There’s no law against it. But there is this natural prejudice in
this country which you can’t legislate for or against,” he said.
A decade later,
power was shifting. The uprising that began in Soweto in 1976 had
become a full-blown national crisis for the apartheid system by the
1980s. A low-level civil war was under way. In response, the state
grew even more violent and repressive. White paranoia was fed by the
creep of independent Black African states under Marxist-leaning
governments ever closer to South Africa’s borders, with Angola and
Mozambique in the 1970s followed by Zimbabwe in 1980.
Talk of white
genocide emerged, a conspiracy theory that has taken on new life in
recent times with the killings of white farmers in South Africa and
Zimbabwe. Support surged for the neo-Nazi Afrikaner
Weerstandsbeweging (AWB), or Afrikaner Resistance Movement, founded
in the early 1970s to oppose any relaxation of apartheid.
The AWB,
founded by Eugene Terre’Blanche, an imposing and flamboyant figure
given to riding around on a horse from which he occasionally fell
off, made no secret of its model with a badge strikingly similar to a
swastika in design and colors. It’s supporters were also fond of
the stiff-armed Hitler salute as they paraded on the streets of
Pretoria. At its peak, the AWB appeared to have the support of more
than 10% of white South Africans.
Roberts said
life for privileged whites in particular was “definitely a bubble,
and one filled with self-belief”. But she said that it became
increasingly difficult to ignore reality.
“I think Musk
in Pretoria in the 1980s must have had a sense of what Black people
were experiencing and why they were angry. I grew up fairly
conservative but I was able to change my views. I think you have to
be fairly rigid in the 80s to still cling on to the belief that the
apartheid system was fine and correct and in everybody’s best
interest,” she said.
Musk left South
Africa in 1988 in the midst of this ferment, two years before FW de
Klerk carved out a path to freedom by releasing Nelson Mandela.
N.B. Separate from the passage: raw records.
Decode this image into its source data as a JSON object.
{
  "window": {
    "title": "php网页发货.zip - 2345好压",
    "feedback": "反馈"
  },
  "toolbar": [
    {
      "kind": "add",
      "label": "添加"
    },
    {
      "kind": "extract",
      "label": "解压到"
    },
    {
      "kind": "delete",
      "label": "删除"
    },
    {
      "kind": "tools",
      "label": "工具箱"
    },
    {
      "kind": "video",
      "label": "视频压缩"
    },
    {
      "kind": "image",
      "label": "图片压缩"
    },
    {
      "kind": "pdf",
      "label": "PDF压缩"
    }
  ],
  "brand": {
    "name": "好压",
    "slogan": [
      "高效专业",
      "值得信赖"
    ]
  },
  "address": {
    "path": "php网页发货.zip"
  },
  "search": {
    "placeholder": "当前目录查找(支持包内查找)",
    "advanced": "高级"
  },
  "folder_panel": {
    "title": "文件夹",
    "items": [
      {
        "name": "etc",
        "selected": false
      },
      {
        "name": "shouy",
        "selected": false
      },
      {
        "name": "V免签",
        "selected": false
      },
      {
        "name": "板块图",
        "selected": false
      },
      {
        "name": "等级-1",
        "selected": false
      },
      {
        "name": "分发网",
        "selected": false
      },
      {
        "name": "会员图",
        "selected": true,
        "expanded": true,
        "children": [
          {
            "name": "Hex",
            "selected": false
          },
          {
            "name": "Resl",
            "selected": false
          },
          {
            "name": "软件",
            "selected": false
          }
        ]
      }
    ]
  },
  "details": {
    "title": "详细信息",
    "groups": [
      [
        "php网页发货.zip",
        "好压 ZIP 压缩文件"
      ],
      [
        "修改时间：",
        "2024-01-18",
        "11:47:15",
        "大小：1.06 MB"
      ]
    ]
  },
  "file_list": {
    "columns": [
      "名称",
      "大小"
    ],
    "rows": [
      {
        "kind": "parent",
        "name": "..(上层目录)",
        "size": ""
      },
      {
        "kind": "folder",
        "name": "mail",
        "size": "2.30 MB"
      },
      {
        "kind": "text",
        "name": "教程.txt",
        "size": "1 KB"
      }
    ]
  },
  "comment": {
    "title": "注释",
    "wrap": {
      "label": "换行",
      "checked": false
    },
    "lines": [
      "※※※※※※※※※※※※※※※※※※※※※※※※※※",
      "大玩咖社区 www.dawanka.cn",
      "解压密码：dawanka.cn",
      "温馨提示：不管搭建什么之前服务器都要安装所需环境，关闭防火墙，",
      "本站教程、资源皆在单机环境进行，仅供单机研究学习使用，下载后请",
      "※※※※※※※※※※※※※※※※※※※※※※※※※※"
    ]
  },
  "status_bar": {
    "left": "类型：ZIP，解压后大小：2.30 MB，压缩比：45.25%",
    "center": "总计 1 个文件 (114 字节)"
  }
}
Had
he stayed, Musk faced being conscripted into the military for two
years, an obligatory service for white men, that could well have
meant fighting in the “border war” in Angola and Namibia or being
sent to put down Black protests in the townships.
Instead, Musk
took Canadian citizenship through his mother and moved to Ontario.
Van Niekerk said that, whether he wants to admit it or not, Musk also
took a part of South Africa with him.
“We all
[white South Africans], by the very nature of our privileges and our
place in the racial hierarchy, grew up believing we were the master
race, even if we didn’t actively think about it,” he said.